Chaque mardi, la journaliste et animatrice Julie Laferrière et l’humoriste, animateur et illustrateur Pierre Brassard posent un regard original sur les usagers du transport en commun.

Métro, ligne verte, direction Angrigon. Nous sommes jeudi. Il est 17h45.

Un jeune adulte fait son entrée dans le wagon. Il n’est ni un ado, ni un monsieur. Disons qu’il a environ 25 ans. Son accoutrement est étonnant.

À commencer par ce qu’il porte sur sa tête, soit une casquette à la palette si démesurée qu’elle pourrait servir de tremplin parmi les installations d’une piscine olympique.

Cette capine stratégiquement trop grande pour lui – qui permet à notre modèle de bien l’enfoncer sur ses yeux – est faite de cuir doré et arbore le logo d’une marque de haute couture. Malgré le fait que son regard soit occulté, on devine qu’il porte quand même des lunettes fumées. Question d’être certain qu’on ne le voit… ou plutôt que lui ne nous voit pas.

Comme le métro est bondé et qu’il lui est impossible de s’asseoir, nous pouvons apprécier de haut en bas le reste de sa tenue. Notamment ses pantalons, un jeans «coupe plombier» à la taille très-trop basse.

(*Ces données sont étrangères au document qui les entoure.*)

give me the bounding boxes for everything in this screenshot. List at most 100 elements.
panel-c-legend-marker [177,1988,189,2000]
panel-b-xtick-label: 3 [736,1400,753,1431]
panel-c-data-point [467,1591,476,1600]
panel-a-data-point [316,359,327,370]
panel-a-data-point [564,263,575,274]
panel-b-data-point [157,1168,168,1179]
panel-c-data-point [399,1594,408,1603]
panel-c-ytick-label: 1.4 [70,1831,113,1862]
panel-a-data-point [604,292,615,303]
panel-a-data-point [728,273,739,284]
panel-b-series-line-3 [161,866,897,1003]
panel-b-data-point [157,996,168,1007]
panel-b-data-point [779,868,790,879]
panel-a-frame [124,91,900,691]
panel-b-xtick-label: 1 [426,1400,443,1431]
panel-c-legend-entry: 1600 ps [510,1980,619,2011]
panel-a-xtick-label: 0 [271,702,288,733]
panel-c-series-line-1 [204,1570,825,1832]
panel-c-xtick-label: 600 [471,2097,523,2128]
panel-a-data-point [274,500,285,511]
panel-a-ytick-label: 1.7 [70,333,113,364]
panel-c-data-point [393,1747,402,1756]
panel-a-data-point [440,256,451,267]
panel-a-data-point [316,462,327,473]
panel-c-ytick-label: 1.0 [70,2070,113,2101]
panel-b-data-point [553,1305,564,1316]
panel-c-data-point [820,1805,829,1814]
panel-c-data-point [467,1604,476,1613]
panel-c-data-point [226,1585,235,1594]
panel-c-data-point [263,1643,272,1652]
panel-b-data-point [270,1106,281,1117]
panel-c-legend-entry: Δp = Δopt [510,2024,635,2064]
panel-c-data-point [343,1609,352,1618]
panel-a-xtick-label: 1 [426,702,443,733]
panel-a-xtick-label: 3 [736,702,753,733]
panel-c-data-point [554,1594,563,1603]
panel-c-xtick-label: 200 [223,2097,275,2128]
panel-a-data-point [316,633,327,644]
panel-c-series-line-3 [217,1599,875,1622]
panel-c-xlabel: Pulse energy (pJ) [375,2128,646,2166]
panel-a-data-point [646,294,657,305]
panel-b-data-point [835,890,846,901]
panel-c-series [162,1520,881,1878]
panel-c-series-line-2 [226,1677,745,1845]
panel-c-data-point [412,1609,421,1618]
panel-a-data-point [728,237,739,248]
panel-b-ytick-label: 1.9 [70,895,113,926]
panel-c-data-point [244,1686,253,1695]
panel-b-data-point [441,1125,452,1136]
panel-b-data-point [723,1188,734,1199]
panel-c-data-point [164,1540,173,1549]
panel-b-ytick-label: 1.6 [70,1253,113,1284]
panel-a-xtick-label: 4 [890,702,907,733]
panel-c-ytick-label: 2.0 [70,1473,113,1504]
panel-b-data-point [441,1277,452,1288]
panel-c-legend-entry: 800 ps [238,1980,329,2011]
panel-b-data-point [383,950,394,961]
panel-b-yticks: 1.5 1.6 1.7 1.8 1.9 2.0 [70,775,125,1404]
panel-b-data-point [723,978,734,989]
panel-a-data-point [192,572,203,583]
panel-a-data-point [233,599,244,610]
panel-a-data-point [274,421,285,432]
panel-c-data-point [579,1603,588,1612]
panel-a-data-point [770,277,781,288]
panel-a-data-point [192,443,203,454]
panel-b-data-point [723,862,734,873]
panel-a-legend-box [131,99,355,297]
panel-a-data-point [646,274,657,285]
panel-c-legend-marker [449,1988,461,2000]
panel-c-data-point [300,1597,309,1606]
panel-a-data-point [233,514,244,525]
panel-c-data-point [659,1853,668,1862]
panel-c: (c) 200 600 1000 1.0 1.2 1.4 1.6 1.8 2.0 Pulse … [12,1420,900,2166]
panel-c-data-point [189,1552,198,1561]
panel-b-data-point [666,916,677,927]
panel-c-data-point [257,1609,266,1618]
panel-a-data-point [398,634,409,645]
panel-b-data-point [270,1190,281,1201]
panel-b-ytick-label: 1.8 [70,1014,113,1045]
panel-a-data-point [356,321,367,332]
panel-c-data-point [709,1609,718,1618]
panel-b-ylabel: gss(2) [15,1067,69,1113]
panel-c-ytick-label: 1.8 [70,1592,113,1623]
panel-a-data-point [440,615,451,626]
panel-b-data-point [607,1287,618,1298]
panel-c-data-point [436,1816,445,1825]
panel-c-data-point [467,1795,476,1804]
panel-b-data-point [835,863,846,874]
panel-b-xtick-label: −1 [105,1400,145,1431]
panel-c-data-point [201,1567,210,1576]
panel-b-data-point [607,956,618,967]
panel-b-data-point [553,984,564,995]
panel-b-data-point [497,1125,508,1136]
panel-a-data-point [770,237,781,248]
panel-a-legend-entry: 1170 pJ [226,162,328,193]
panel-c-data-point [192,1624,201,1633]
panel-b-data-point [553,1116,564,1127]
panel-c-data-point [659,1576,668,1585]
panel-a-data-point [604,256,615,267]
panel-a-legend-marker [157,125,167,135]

Notre homme garde son équilibre en tenant la pole, située au-dessus de sa tête.

Le fait d’avoir le bras levé soulève son court manteau, ce qui laisse paraître, de face, son nombril, la marque prisée de ses bobettes et, de dos, l’origine de sa craque de fesses.

Comprenez que je ne juge ici aucunement son style. Les goûts de chacun sont indiscutables. Mais ce qui est étonnant chez cet individu est ce qu’il cache d’un côté et dévoile de l’autre.

Nous n’avons pas accès à son regard, mais pouvons observer son ventre et un pan important de son postérieur. Nous sommes privés des lumières qu’offre généralement un visage ouvert, mais avons un accès privilégié aux coulisses de sa personne.

En fait, il est impressionnant d’avoir devant soi, sur un même spécimen, une rencontre aussi improbable entre la pudeur et l’intimité.

Le jeune homme évite le déséquilibre en s’agrippant bien, mais doit quand même, de l’autre main, remonter un peu ses pantalons qui menacent de glisser jusqu’à ses genoux.

Il reprend sa position. On devine qu’il regarde droit devant lui.

Je ne suis pas la seule à scruter cet être au style spectaculaire. Nous sommes tous attirés par cet accoutrement sensationnel.

Ironiquement, malgré le style un peu provocant de cet être qui pourrait sembler être bien préoccupé par lui-même, le paradoxe est poussé jusqu’au bout puisque cet homme au regard bloqué ne peut forcément pas se voir aller, et que c’est nous, les autres, qui regardons son nombril flamboyant.